As I use Apache2 in my web server, I used that not only to serve clients with web data for some domains, but also forwarded some requests to other services. This worked fine, but it made the whole system coupled, and leaving Apache encumbered if it needed both to do web requests and proxying. I therefore chose to move out the reverse proxy, including all certificates, to another VM. There were also more issues, but that is for another post.
Over a year ago I started designing an Ansible playbook, refactored it into a couple of roles, and finally tested it last month with two test VMs. The reason for the time was that it included Apache2, PHP-FPM, MariaDB and Nginx(as proxy, chosen due to compatibility issues). All these worked together and was made to be applied on top of the current web server, while also modifying certain aspects, like configs, to be more universal. The proxy would allow not only a gateway to the web server, but also for some of my other services. It would also secure down my web server which have had sort of a default config regarding domains that worked but was not configured at all.
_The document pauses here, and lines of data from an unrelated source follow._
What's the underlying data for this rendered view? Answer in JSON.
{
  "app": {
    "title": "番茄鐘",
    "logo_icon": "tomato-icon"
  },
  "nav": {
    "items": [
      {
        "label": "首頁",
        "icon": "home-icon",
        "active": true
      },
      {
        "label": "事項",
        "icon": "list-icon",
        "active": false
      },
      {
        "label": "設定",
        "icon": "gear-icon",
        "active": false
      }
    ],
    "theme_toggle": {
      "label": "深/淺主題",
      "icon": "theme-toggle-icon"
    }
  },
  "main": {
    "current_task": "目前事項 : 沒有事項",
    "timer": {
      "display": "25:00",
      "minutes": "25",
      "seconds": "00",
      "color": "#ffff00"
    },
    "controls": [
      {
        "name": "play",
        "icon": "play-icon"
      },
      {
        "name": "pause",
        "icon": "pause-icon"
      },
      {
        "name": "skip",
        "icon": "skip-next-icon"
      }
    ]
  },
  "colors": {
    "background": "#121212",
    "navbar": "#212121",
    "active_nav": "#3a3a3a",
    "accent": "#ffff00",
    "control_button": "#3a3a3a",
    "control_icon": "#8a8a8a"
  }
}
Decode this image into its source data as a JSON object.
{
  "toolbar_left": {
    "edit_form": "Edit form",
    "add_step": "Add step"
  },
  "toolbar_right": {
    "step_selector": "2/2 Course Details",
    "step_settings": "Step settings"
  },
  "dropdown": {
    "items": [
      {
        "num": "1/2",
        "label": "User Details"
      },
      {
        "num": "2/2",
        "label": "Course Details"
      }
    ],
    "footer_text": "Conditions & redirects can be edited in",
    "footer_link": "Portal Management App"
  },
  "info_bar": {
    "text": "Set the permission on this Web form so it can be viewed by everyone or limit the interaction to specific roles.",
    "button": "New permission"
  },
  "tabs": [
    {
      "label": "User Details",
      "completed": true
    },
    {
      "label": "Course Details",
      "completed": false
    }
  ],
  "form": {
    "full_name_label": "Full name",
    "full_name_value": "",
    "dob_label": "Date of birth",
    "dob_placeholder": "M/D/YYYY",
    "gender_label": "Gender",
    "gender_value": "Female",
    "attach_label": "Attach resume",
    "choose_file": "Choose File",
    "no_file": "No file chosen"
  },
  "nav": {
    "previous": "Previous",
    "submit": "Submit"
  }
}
When I finally had determined the playbook finished, I started an afternoon with a backup, run the playbook and immediately ran into issues. About 5 hours later I found myself at a complete system, the whole server being sort of inaccessible for about 3 hours while I was working. The next 2 days I tinkered a bit with some configs, and fixed some bugs and issues that were raised due to my minimal testing, but now it is in a similar state as before, except some services which is not urgent to fix.
I have been mean to do this for years, but found it a bit tricky, would take days and leave my web server down while I was doing it. I am happy with the result and this will make it a lot easier changing certain things. More details at a later date.